We use the diode D10 as the voltage that decreases with temperature, and we use resistor R2 to multiply the PTAT current until the slope and magnitude of the falling and rising voltages are equal. Look at page 4, and you will see that the diode voltage falls with temp, and the voltage across the resistor rises with temp. R3 has been scaled so these voltages are equal in slope, giving the temperature-independant bandgap output.
You can see in page 2 that Vbg is not perfectly flat, but it's close enough to use as a precision reference voltage, especially when compared to how much the diode voltage alone changes!
Now I will explain how to make the PTAT current. I use only 1n4148, but I have to throw a few transistors in in order to regulate some things.. First, Q1/Q2 acts as a belt, (like for your pants) in order to keep the voltage across the multi-diode equal to the voltage across the single diode. Now when you parallel 8 diodes, the voltage across them is smaller than across a single diode.

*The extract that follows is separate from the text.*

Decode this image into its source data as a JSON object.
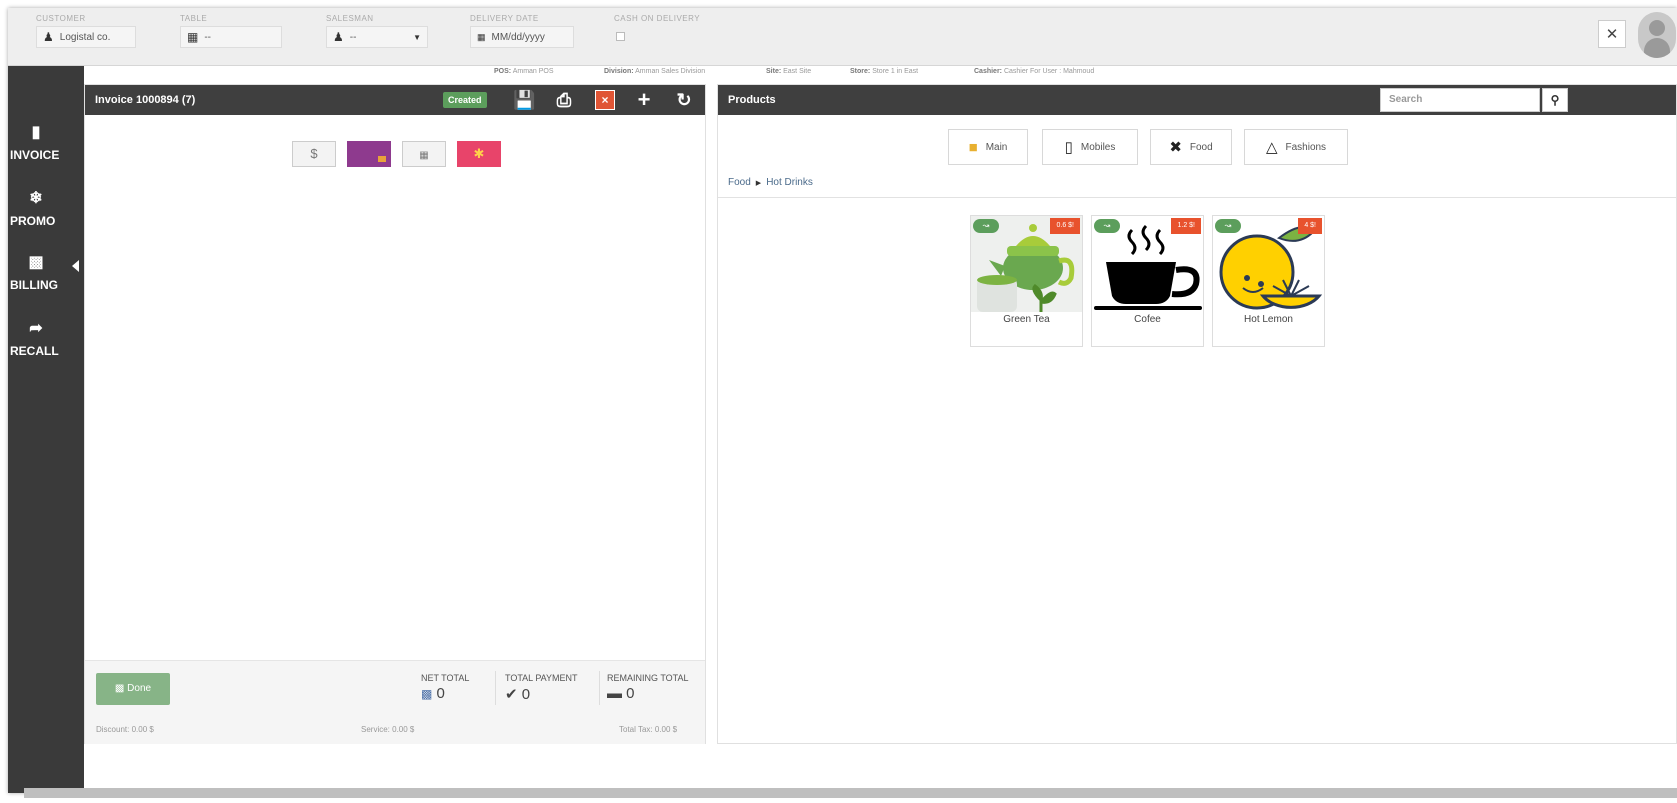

We add the resistor, and now the voltage difference (given by kT/Q*ln( 8 )) is pushed onto the resistor. This voltage difference, called deltaVBE, is very well defined for anything made in silicon - this guy is the magic one really.
Now deltaVBE always has a nice, well behaved, positive tempco. We can use this to compensate for the not-well-behaved diode tempco. This means that every time you build one of these, the single diode D10 will mismatch a little bit, and R2 may have to be more or less than 3.25k in order to reach 1.073v, the magic voltage for the 1N4148.

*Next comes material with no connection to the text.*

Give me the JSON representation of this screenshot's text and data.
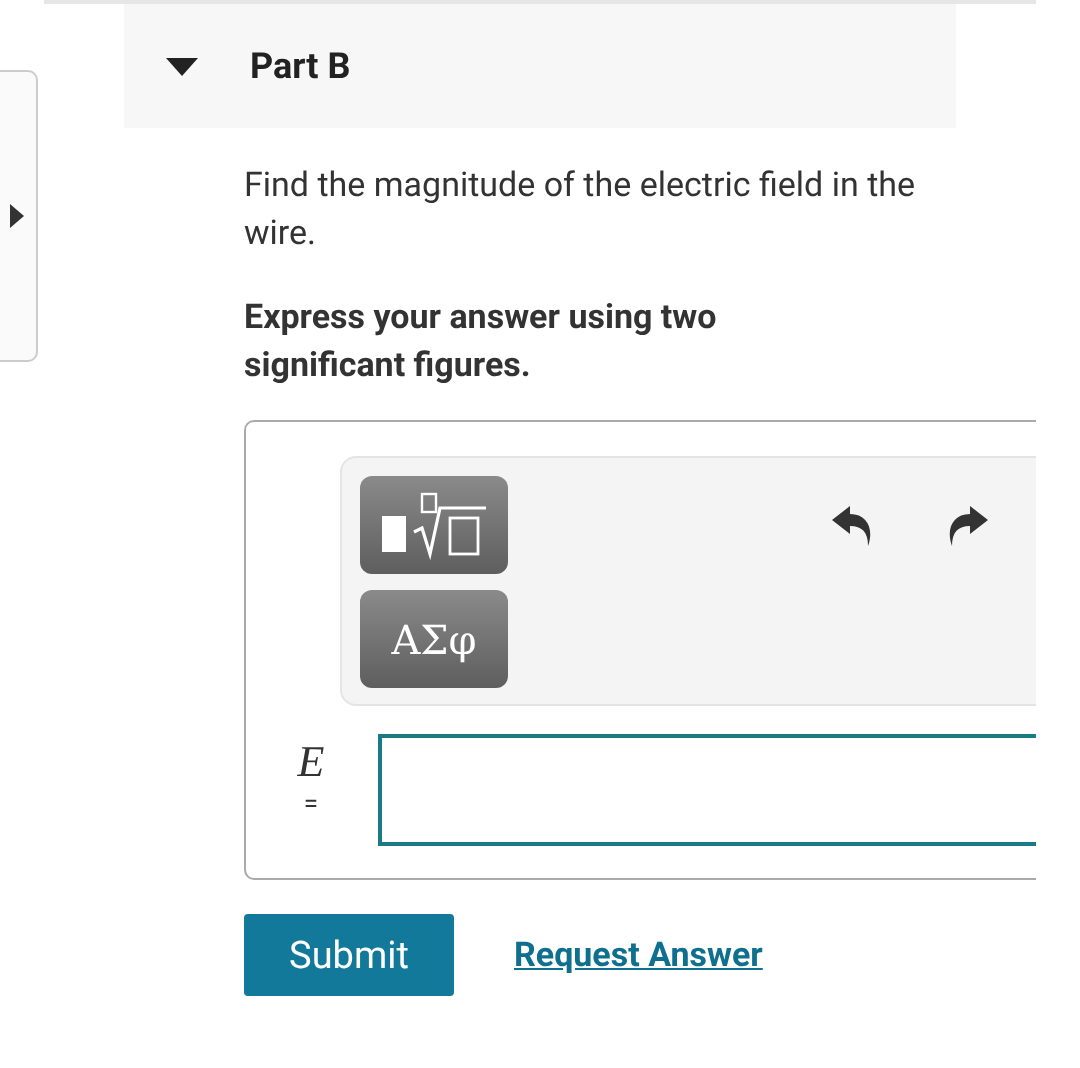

The mirrors Q3/Q4 complete the PTAT loop. Now the current in the Q3 branch is set to be the same as the current in the Q4 branch, and we have already locked the voltage by the Q1/Q2 mirror, so now we can say that the current in all branches is equal to the ptat voltage divided by the resistor, so therefore the current in all branches is ptat. A plot of the ptat current is shown on the last page. Now all we have to do is choose a resistor such that this current times our resistor gives the opposite of the diode voltage, and we are done!
We add one more mirror (Q5), which will again source the same PTAT current as found in Q3/Q4, and we put the gain resistor plus a single diode in it's path. Now the output voltage is Vbe(t) + IPTAT(t)*R
Vbe decreases with t, PTAT increases with t, and R scales the PTAT voltage to match, giving a very very flat reference voltage made out of a whole bunch of moving tagets - pretty cool, eh?

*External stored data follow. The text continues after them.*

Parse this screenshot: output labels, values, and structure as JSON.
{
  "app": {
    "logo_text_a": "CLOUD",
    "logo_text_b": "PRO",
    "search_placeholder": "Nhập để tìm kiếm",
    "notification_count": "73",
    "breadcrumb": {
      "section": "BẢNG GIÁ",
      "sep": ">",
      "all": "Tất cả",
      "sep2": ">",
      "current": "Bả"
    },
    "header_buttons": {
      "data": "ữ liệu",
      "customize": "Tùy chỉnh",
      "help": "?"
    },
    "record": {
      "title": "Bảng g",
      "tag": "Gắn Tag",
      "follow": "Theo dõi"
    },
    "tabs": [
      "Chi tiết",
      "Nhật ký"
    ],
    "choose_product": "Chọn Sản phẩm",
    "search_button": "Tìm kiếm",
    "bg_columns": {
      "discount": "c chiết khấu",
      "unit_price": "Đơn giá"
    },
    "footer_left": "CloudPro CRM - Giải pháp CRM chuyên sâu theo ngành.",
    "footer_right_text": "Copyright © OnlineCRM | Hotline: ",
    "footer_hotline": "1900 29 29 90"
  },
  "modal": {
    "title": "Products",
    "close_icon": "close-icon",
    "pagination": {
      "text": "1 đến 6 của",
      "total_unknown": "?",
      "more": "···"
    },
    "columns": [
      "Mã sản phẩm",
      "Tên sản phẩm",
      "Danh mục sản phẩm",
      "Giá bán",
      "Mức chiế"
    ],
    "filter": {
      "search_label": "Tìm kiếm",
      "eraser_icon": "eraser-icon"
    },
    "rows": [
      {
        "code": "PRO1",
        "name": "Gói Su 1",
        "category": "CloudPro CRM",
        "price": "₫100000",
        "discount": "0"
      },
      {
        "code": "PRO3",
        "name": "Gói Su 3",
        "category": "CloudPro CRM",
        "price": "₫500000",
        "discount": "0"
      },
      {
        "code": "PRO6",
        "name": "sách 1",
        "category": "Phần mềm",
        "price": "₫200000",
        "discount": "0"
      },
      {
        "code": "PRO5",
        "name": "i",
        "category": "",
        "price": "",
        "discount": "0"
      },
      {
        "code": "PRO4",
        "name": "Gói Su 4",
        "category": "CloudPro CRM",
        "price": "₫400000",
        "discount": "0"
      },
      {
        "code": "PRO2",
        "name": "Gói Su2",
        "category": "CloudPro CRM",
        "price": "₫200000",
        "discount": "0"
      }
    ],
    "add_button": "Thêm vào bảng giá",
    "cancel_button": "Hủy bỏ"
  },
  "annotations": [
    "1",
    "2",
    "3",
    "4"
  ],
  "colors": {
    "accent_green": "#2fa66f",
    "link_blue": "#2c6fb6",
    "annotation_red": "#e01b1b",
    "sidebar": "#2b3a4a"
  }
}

Speaking of cool, you should be able to stick this circuit in the freezer for an hour (keep it running, a 9v battery will run this for months) and measure the output after a while - it should be very close to the room temp value. But measure the voltage at the top of D10 and it will have changed 20%!
Same thing for the oven - don't melt your circuit or explode your battery, but you should be able to get this circuit up to 100F in an oven with no problem (maybe heatgun is better) and again measure little to no temp drift. If you do have drift, use this strategy.
If Vout is low at room temp and higher at hot, decrease R2. If Vout drops with increasing temp, increase R2. Even professional IC's need to be tested like this, to find the "Magic Voltage". Then all IC's with this bandgap can have R2 "trimmed" to obtain this same magic voltage, and we know the temp response will be well centered.